Streaming Sliced Optimal Transport
Pith reviewed 2026-05-22 15:42 UTC · model grok-4.3
The pith
Stream-SW estimates sliced Wasserstein distances from data streams using quantile approximations on projections while keeping memory constant and error bounded.
A machine-rendered reading of the paper's core claim, the machinery that carries it, and where it could break.
Core claim
By applying streaming quantile approximation techniques to the one-dimensional Wasserstein distance on each random projection, Stream-SW produces a distance that converges to the sliced Wasserstein distance with provable error bounds and constant memory, outperforming random subsampling on streaming samples drawn from Gaussians and mixtures of Gaussians.
What carries the argument
Streaming estimator of the one-dimensional Wasserstein distance obtained by replacing the quantile functions with their streaming approximations and integrating the absolute difference of those approximations.
If this is right
- Stream-SW can be plugged directly into existing sliced-Wasserstein pipelines for point-cloud classification without requiring the full point cloud to reside in memory.
- Gradient flows that rely on sliced Wasserstein distances can now run on continuously arriving point clouds.
- Change-point detection algorithms that monitor sliced distances become feasible in unbounded data streams.
- The constant-memory property allows the same estimator to be reused across an arbitrary number of successive distribution comparisons.
Where Pith is reading between the lines
- The same streaming quantile machinery could be adapted to other one-dimensional projections or to other integral-probability metrics that admit closed-form expressions on the line.
- In online learning settings where distributions drift, Stream-SW offers a lightweight way to track distributional distance without periodic full recomputation.

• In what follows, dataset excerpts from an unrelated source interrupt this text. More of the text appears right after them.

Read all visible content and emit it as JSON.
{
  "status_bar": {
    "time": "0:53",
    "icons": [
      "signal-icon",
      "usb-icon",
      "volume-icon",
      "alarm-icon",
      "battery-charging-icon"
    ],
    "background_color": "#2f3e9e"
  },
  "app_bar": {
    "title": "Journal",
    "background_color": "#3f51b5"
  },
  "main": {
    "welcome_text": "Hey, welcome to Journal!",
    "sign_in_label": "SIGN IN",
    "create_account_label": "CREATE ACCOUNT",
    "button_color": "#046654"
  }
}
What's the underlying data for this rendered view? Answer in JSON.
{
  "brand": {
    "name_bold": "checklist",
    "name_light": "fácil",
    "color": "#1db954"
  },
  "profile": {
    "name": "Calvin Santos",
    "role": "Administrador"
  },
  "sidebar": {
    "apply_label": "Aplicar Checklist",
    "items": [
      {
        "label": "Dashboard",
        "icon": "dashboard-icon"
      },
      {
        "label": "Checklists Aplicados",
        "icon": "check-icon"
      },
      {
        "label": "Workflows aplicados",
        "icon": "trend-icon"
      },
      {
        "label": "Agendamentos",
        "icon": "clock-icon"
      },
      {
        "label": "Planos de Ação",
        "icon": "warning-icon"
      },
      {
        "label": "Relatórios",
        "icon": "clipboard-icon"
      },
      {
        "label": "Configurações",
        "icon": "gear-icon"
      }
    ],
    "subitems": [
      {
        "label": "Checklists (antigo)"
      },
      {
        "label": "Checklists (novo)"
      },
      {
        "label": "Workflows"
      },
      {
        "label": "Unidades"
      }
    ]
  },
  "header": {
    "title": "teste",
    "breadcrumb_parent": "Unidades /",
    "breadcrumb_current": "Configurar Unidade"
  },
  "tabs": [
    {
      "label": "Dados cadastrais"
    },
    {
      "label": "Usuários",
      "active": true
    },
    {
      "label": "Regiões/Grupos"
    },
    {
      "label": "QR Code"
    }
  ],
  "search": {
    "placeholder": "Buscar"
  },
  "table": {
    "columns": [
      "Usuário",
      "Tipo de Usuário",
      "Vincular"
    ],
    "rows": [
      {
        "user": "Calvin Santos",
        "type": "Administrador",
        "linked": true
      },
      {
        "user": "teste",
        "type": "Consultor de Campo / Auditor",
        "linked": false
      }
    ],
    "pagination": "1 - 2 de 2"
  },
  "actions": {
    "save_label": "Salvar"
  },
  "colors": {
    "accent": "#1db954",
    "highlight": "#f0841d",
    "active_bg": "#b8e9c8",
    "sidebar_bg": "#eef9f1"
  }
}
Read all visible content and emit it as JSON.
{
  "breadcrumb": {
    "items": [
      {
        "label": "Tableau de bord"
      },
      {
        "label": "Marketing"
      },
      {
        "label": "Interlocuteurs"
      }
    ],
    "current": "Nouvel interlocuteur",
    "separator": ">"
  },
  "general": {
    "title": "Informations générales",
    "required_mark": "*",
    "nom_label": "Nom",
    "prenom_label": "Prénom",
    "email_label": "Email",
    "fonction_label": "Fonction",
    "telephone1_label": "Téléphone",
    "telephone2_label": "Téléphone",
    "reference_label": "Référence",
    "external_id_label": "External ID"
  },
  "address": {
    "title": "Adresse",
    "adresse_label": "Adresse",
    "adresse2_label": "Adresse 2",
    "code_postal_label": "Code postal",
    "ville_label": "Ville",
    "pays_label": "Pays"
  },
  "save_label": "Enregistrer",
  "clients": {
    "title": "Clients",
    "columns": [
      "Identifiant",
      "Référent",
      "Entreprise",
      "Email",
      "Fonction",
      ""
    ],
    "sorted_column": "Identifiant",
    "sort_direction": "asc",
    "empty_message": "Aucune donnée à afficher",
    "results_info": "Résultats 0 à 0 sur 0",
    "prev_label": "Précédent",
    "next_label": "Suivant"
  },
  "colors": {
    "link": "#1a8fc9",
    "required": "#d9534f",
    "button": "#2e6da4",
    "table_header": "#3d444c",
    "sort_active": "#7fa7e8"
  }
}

- Because the method decouples memory from stream length, it may enable sliced-transport computations on edge devices that receive continuous sensor data.
Load-bearing premise
The streaming quantile approximation techniques produce estimates of the one-dimensional Wasserstein distance on each projection that are accurate enough for the overall sliced distance error to remain controlled.
What would settle it
Compare the Stream-SW value obtained from a long stream of samples from two known Gaussians against the analytically computable sliced Wasserstein distance between those same Gaussians; if the observed error exceeds the derived bound for the chosen quantile precision, the guarantee fails.
Figures
read the original abstract
Sliced optimal transport (SOT), or sliced Wasserstein (SW) distance, is widely recognized for its statistical and computational scalability. In this work, we further enhance computational scalability by proposing the first method for estimating SW from sample streams, called streaming sliced Wasserstein (Stream-SW). To define Stream-SW, we first introduce a streaming estimator of the one-dimensional Wasserstein distance (1DW). Since the 1DW has a closed-form expression, given by the integral of the absolute difference between the quantile functions of the compared distributions, we leverage quantile approximation techniques for sample streams to define a streaming 1DW estimator. By applying the streaming 1DW to all projections, we obtain Stream-SW. The key advantage of Stream-SW is its low memory complexity while providing theoretical guarantees on the approximation error. We demonstrate that Stream-SW achieves a more accurate approximation of SW than random subsampling, with lower memory consumption, when comparing Gaussian distributions and mixtures of Gaussians from streaming samples. Additionally, we conduct experiments on point cloud classification, point cloud gradient flows, and streaming change point detection to further highlight the favorable performance of the proposed Stream-SW.
Editorial analysis
A structured set of objections, weighed in public.
Referee Report
Summary. The manuscript proposes Stream-SW as the first streaming estimator for sliced Wasserstein distance. It defines a streaming one-dimensional Wasserstein estimator by applying quantile approximation techniques to sample streams, then aggregates these over random projections. The work claims low memory complexity, theoretical guarantees on approximation error, and better accuracy than random subsampling when comparing streaming samples from Gaussians and Gaussian mixtures, with further experiments on point-cloud classification, gradient flows, and change-point detection.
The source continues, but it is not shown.